Vette continued, "On principle alone Pruitt has an argument. But it’s weak overall and there’s a very strong underlying agenda to it."
He added in a later message, "As we’ve seen just about every level of appointment and deliberation is becoming much more political in nature."
Rosemary Keane, a former research communications associate at EPA, suggested that the agency’s communications office clear up any confusion about Pruitt’s remarks.
"We need to define our space before we have it defined for us," Keane wrote. "That’s where the Communications Office could come in, ideally. It would be interesting to see how the SAB Staff Office has (or has not) publicly responded to these kinds of allegations of people being appointed and biased because of funding."
Pruitt ended up issuing a sweeping directive in October 2017 that prohibited scientists who receive EPA grants from serving on the agency’s nearly two dozen federal advisory committees (E&E News PM, Oct. 31, 2017).
The former administrator framed the directive as a step to ensure the panels’ objectivity. But the move rattled many in the scientific community, who noted that EPA already had clear conflict-of-interest laws in place for the advisers (Greenwire, Oct. 18, 2017).
While EPA has since enforced the directive unevenly, the ban has forced some committee members to give up their seats rather than surrender their agency funding. The policy is also the target of three pending lawsuits brought by advocacy groups and researchers. EPA documents released in one of those challenges show that the agency cribbed heavily from Republican members of Congress in developing the new membership standards (Greenwire, May 24).
Chris Zarba, who headed the Science Advisory Board staff office last year, has since retired. In a June court filing on behalf of the plaintiffs in one of the suits, Zarba warned that Pruitt’s policy had "seriously damaged" EPA’s ability to attract qualified scientists (Greenwire, Sept. 21). Acting EPA chief Andrew Wheeler, who took over after Pruitt resigned in July, has so far left it in place.

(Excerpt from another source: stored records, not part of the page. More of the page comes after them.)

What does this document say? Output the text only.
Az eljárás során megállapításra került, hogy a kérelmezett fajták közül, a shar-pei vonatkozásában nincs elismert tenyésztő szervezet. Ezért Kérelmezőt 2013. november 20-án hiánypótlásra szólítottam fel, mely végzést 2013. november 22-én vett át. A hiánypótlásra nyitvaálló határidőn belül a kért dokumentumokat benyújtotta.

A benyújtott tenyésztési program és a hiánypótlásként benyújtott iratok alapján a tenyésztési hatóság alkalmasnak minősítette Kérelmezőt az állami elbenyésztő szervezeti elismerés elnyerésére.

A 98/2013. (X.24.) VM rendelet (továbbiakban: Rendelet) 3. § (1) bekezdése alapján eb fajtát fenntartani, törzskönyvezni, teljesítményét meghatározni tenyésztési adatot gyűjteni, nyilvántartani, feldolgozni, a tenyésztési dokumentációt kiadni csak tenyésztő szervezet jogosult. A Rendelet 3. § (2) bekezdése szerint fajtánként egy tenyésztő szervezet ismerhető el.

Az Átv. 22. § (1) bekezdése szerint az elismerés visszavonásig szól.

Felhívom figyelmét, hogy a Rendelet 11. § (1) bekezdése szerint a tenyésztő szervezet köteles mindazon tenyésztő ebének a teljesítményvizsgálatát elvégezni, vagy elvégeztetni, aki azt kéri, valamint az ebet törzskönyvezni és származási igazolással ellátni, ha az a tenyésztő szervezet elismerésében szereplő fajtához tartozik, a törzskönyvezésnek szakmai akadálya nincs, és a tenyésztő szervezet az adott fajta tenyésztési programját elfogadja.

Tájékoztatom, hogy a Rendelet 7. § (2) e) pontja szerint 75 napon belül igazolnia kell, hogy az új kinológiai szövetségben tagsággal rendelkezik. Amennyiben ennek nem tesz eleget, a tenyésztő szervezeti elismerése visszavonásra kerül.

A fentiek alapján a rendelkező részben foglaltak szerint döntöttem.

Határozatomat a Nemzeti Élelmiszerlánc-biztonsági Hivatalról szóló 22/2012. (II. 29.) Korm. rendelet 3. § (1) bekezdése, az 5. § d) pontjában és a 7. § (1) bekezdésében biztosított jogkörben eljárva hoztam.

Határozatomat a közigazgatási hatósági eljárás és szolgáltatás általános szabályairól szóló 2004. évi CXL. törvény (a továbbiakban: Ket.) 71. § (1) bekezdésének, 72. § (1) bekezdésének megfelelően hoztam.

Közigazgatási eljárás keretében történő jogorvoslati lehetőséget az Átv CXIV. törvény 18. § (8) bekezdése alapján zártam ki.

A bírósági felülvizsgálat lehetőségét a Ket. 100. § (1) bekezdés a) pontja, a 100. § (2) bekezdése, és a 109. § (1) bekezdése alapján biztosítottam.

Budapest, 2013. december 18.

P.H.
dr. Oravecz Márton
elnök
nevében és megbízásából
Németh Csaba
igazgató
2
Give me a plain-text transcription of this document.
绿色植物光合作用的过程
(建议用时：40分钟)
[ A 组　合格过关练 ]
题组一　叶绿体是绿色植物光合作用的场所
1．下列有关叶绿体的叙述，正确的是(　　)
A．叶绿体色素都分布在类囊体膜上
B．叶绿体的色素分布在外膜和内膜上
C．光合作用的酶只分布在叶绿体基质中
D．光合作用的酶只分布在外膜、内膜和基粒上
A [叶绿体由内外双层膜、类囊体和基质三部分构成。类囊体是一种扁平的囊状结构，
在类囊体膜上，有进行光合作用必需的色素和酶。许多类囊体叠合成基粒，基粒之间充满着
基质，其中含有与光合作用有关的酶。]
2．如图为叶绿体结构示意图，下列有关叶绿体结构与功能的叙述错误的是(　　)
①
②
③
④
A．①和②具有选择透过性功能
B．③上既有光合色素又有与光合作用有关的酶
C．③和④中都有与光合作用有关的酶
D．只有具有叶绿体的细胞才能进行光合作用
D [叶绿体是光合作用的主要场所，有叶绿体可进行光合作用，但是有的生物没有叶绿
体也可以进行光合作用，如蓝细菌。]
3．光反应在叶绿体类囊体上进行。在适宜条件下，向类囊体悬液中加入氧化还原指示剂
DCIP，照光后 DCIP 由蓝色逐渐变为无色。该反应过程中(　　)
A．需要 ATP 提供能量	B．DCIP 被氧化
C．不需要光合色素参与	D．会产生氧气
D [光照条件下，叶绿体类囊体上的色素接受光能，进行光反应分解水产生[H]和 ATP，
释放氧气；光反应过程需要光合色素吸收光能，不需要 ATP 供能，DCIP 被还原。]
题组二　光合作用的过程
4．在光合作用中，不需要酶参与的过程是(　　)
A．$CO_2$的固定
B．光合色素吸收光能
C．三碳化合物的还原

In defending the ban on service by grant recipients, EPA attorneys have argued that the agency’s administrator has virtually unfettered authority to make advisory panel appointments and that the lawsuits should accordingly be dismissed. On Tuesday, however, plaintiffs in one suit countered that the Supreme Court’s decision last week in an Endangered Species Act case "reaffirmed the strong presumption in favor of judicial review of agency action."
In that unanimous opinion, the high court handed private landowners a win, in part because the justices found that a Fish and Wildlife Service economic analysis was subject to judicial review (Greenwire, Dec. 3).
In Tuesday’s filing, lawyers for Physicians for Social Responsibility and other advocacy groups said the court’s decision showed that judicial review "is also available of whether EPA arbitrarily and capriciously exercised any discretion that remains to it under federal ethics law."